A laser focus on freedom
Jieun Baek, graduating from the Kennedy School, is determined to help open North Korea
This is one in a series of profiles showcasing some of Harvard’s stellar graduates.
North Korea is a harsh and isolated dictatorship, but Jieun Baek is not about to let that minor detail get in her way.
“My obsession, my life passion, is with this idea of trying to bombard this country with information about the outside world,” said Baek. “To get people to not only think about what’s outside their reality, but also trying to build mental capacity to act on that. I’m not trying to start a revolution, because the regime has no qualms about wiping … people out, but trying to inform that citizenry is something I’m really interested in.”
Baek’s parents were born in South Korea, but her interest in the North began when she arrived at Harvard College. “It was November of freshman year, and some cute guy asked me to come to a talk at Kirkland House. I didn’t even know what Kirkland House was at that time. I went, and speaking was Kang Chol-Hwan, who was sentenced to a prison camp [in North Korea] at the age 9 for 10 years. He was talking about how he was being tortured and all these awful things, and it was just a shock to my system,” she said.
Following a gap year working at the U.S. State Department, Baek graduated in 2010 and took a job in her native California with Google, managing ad sales and researching projects to help North Korean defectors access information.
Despite the job’s enviable prestige, Baek, 27, always intended to return Cambridge and the Harvard Kennedy School (HKS), where she has earned a master’s degree in public policy.
“There are lots of amazing kids at Harvard, obviously, but she’s a very amazing one,” said Graham Allison, director of the Belfer Center for Science and International Affairs at HKS. “She is determined that North Korea is going to be free. She’s determined that this is going to happen sooner rather than later, and if you tell her anything she could do to make that more likely, I’d say watch out, she’ll probably do it.”
Baek started “Inalienable,” a blog that provides a conduit for North Korean defectors to freely tell their remarkable and often heartbreaking stories, and she co-produced “Divided Families,” a documentary about families torn apart by the icy relations between North Korea and most of the world.
“Trying to instill human dignity on a one-to-one basis, it’s a very powerful experience. Hearing people’s individual stories … the shocking, haunted element of every story, has not worn off,” she said.
Last August, Baek led a group of Harvard students on an eight-day trip to North Korea. Despite the worries of family and friends, she forged ahead, the first of her relatives to visit since the country formally split.
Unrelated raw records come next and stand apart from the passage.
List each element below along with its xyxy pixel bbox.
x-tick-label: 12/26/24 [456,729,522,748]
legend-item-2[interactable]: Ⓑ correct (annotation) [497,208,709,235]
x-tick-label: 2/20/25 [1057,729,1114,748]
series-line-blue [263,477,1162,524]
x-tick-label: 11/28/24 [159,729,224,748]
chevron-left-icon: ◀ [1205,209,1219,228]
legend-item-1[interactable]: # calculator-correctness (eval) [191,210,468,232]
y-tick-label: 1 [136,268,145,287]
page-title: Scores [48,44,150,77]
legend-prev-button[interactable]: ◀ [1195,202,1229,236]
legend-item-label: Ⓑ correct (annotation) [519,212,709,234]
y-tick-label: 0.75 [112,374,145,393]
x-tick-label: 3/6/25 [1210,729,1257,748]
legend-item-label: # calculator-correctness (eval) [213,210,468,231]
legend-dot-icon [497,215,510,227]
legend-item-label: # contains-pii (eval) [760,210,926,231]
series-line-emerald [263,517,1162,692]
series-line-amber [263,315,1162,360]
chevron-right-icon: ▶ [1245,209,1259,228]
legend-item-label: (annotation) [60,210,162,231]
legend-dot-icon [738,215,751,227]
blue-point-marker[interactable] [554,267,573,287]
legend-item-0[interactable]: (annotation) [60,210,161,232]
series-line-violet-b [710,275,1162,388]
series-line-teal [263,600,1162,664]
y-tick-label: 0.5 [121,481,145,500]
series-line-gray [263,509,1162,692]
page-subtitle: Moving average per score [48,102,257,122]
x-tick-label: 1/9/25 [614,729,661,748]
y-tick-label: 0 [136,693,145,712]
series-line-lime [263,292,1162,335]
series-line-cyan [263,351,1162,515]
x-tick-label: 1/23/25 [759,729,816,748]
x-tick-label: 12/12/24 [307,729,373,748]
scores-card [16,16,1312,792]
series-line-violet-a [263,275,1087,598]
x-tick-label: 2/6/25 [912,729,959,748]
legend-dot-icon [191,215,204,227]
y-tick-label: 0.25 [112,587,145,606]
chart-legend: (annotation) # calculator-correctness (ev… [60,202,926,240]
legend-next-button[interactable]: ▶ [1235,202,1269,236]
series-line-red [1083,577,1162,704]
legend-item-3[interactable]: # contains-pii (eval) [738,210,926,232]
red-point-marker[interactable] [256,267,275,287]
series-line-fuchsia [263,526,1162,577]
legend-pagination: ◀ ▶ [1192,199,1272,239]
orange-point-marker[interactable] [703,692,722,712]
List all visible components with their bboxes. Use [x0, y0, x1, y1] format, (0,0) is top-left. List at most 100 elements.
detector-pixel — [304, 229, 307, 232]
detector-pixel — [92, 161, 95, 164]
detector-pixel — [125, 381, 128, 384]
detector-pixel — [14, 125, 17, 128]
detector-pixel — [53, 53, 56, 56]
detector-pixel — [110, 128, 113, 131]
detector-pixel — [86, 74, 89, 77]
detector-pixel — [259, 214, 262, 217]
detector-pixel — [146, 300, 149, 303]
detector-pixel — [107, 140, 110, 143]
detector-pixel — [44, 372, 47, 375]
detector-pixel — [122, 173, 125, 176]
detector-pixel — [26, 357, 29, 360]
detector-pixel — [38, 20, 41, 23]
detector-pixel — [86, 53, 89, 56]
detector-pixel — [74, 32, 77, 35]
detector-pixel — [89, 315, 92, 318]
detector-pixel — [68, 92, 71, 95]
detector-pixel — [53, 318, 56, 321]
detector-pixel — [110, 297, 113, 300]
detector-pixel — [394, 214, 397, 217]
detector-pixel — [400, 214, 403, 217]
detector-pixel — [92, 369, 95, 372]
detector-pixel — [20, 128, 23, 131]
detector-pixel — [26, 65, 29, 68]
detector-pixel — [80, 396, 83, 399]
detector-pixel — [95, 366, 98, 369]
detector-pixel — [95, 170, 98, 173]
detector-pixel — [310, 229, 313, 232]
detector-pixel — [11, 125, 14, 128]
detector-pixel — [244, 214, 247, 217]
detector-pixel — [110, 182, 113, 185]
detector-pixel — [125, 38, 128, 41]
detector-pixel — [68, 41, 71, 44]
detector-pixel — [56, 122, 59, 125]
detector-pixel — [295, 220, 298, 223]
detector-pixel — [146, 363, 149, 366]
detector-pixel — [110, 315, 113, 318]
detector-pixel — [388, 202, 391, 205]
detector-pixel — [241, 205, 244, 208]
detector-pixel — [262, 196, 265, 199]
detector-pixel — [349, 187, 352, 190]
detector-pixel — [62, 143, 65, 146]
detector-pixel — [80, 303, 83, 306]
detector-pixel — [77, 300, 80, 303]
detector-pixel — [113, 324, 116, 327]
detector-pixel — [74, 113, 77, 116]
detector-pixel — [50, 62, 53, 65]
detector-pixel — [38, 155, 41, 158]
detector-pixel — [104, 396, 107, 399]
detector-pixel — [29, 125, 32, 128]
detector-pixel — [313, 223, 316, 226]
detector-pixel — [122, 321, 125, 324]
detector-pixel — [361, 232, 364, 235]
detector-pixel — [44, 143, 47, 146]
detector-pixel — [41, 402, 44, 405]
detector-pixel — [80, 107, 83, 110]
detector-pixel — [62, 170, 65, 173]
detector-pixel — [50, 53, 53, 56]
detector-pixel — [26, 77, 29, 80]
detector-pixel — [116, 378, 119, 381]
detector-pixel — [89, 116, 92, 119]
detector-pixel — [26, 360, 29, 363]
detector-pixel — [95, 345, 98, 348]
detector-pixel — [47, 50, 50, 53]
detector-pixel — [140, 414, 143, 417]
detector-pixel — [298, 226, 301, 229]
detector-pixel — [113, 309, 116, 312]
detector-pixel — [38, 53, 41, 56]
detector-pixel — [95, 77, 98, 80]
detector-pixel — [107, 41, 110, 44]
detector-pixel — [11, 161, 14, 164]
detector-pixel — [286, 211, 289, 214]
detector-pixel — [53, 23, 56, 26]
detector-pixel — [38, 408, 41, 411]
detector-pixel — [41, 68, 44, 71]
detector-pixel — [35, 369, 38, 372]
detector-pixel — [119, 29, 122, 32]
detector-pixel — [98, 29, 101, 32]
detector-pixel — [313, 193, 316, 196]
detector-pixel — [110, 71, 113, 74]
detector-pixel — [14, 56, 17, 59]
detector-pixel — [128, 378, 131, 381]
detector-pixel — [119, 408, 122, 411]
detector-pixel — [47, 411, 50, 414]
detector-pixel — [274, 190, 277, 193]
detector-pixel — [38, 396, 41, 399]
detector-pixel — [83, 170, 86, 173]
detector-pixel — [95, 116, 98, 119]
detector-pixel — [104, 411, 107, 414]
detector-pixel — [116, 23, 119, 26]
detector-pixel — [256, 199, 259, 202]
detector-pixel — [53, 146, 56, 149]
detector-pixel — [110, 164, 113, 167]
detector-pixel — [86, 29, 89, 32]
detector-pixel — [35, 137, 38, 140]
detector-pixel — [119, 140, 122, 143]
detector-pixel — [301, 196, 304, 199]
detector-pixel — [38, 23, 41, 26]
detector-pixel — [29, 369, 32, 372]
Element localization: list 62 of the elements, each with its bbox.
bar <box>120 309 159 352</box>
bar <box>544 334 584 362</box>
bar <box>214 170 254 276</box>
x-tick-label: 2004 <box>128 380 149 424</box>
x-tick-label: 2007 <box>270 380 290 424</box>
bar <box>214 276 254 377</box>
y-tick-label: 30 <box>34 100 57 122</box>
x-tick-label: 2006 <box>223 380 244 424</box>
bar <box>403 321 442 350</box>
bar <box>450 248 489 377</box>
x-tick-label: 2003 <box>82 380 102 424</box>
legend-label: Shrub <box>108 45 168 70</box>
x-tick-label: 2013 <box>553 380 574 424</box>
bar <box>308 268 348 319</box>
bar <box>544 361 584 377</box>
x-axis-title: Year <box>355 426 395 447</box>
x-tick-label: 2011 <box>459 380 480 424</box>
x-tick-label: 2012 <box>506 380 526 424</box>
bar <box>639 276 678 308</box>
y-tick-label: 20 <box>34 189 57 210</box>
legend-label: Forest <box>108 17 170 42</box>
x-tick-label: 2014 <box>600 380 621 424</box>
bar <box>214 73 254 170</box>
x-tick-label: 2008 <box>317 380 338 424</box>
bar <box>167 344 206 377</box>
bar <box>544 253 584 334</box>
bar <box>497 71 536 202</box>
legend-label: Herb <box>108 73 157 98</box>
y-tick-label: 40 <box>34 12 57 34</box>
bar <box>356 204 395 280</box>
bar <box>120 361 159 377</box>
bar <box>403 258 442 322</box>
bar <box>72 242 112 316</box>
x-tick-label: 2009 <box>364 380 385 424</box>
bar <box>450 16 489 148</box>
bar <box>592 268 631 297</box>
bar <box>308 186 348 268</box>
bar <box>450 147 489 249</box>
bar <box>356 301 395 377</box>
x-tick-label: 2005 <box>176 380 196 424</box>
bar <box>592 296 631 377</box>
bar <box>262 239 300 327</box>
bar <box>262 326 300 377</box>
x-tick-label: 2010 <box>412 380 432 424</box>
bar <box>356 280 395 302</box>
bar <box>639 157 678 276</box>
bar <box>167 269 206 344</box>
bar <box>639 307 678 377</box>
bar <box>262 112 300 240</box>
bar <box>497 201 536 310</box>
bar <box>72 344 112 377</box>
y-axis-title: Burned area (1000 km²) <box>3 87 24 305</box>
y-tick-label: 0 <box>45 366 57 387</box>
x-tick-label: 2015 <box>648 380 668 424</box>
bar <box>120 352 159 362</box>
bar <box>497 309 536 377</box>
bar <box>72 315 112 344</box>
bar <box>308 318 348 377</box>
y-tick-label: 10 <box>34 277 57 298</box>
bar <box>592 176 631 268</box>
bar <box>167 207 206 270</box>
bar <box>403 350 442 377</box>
“It was very emotional experience for my relatives, especially for my grandfathers who were from North Korea and separated from their families, [and] haven’t seen their families since 1948,” said Baek.
Baek is mulling a Belfer Center fellowship offer to work after graduation with Allison; Gary Samore, the center’s executive director of research; and Stephen Bosworth, former U.S. ambassador to South Korea. She plans to write a book about her experiences talking to dissidents and the ongoing efforts to pierce North Korea’s veil of secrecy.
Reflecting on her six years at Harvard, Baek said she has been regularly inspired by her fellow students. “One thing I think about often that I’m grateful to this giant institution for is that … the realm of possibilities for me has exploded exponentially. ‘I can’t’ has been stripped from my vocabulary,” she said.
“I see individual people around me doing work that is pretty impossible to do, but they’re just doing it on a daily basis. And that kind of thinking has really penetrated my psyche. It’s been a hell of a ride.”